I conti pubblici italiani migliorano ancora, superando perfino le attese del Governo, è quanto emerge dal Supplemento al Bollettino statistico diffuso oggi dalla Banca d’Italia, secondo
le ultime rilevazioni, riferite al 31 dicembre 2007, il debito delle amministrazioni pubbliche si è attestato a 1596762 milioni, pari al 104% del Pil: oltre 2 punti e mezzo in meno
rispetto allo stesso periodo del 2006 (106,5%).
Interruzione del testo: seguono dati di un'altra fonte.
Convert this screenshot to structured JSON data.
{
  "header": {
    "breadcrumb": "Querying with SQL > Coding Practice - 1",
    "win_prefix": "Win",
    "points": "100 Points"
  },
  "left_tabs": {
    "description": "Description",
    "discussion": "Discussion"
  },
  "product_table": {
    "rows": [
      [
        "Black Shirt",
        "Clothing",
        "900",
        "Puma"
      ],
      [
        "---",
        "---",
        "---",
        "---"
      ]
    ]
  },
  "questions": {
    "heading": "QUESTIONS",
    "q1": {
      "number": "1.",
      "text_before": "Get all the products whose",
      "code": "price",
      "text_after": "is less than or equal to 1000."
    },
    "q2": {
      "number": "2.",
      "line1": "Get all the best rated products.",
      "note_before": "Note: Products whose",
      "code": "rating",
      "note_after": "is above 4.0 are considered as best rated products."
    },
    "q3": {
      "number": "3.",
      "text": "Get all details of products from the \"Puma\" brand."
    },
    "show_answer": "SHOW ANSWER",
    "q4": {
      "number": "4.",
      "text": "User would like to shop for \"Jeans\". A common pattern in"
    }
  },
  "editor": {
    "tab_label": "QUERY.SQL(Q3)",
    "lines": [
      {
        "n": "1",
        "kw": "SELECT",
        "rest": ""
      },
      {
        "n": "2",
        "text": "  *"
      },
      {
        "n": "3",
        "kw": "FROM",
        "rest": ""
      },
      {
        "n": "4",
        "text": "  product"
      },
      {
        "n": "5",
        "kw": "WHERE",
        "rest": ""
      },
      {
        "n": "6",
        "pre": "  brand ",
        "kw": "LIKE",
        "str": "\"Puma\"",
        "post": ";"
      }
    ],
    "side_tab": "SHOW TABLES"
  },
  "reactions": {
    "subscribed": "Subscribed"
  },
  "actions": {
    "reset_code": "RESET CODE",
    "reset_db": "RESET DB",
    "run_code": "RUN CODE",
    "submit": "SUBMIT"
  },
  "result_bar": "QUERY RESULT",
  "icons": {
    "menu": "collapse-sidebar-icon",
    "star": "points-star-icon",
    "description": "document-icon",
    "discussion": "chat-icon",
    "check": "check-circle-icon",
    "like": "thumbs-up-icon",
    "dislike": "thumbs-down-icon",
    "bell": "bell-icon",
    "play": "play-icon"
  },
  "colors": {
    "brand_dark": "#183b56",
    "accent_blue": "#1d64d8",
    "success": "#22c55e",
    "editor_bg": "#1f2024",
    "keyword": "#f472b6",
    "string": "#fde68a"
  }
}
Confortante anche il dato relativo al fabbisogno complessivo della pubblica amministrazione: dai 54.380 milioni registrati nel 2006 si è passati ai 30.534 milioni del 2007, con un
decremento di quasi due punti (dal 3,7 al 2%).

Infine, le entrate tributarie: le cifre fornite da Bankitalia evidenziano rispetto all’anno precedente una crescita pari al 10,3%, con un valore complessivo di 31,271 miliardi di euro.

Le ultime rilevazioni sull’andamento dei conti sono state accolte con grande soddisfazione dal ministro dell’Economia, Tommaso Padoa-Schioppa: «Il dato diffuso oggi dalla Banca d’Italia
sull’andamento del debito pubblico nel 2007 – ha spiegato – è migliore delle stime del governo e costituisce una conferma altamente positiva della validità dell’azione di
risanamento dei conti pubblici realizzata dal governo Prodi».